5.    We must never give into hopelessness, whether it is about the future or about other people because we know that the war against evil has already been won, even though we may continue to lose many more painful battles. God’s kingdom will come and nothing we do, not even the gates of hell, can stop it from becoming a reality!  

6.    Regardless of our failures, loving God and each other with our whole heart, soul, and mind is something we should strive for, even though it is something we will never accomplish completely. God wants a relationship with us, even if it is rocky and imperfect.

 

Today, we are challenged to get serious about God, not in some loud, noisy and superficial way, but in a long haul and to the core-of-one’s-being kind of way. Loving God and one’s neighbors with all our hearts, souls and minds does not translate into noisy religious fanaticism, but into a subtle way of living that draws people attention away from themselves and place it on God and those around them. That is the spirit of these two commandments and that is what the spirit of the whole law is all about!   How can we possible do all this? We can do it only with God’s help! Let us now go to this table to be fed and strengthened on the Body and Blood of Christ! With God’s help all things are possible! 

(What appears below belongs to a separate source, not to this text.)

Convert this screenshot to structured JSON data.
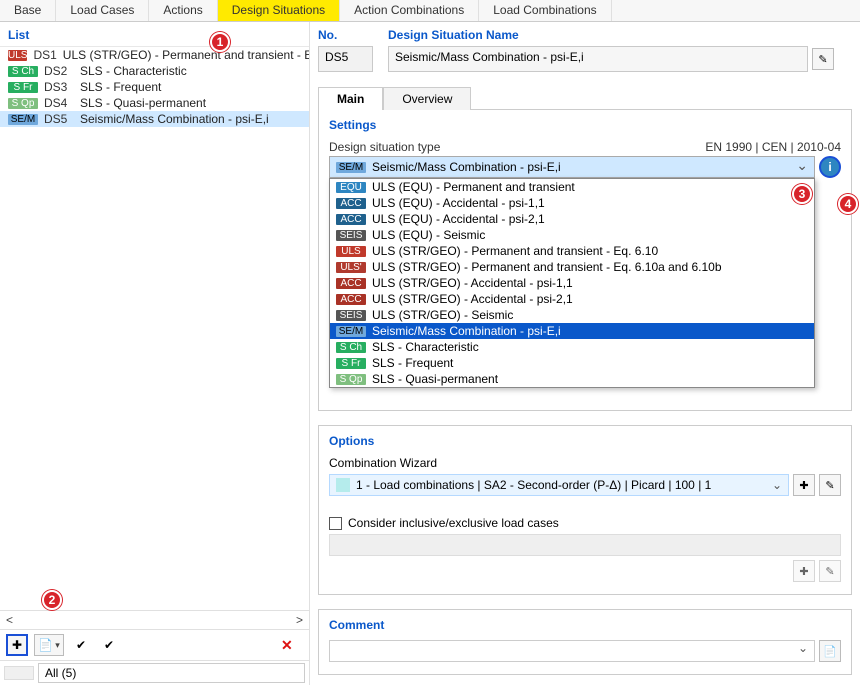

Last of all, remember this! If you love God with all your heart, you can do nothing else BUT do the loving thing to your neighbor and to yourself! If you are disrespecting yourself and anybody around you, you simply CANNOT claim to love God! It’s that simple and that profound!

At a time when meanness to others in the name of God is so intense, it might be good to remember this, the greatest, commandment. Even loveless religious people, as Jesus knew, can be “wolves in sheep’s clothing.” Blaise Paschal put it so well. “Men never do evil so completely and cheerfully as when they do it from religious conviction.”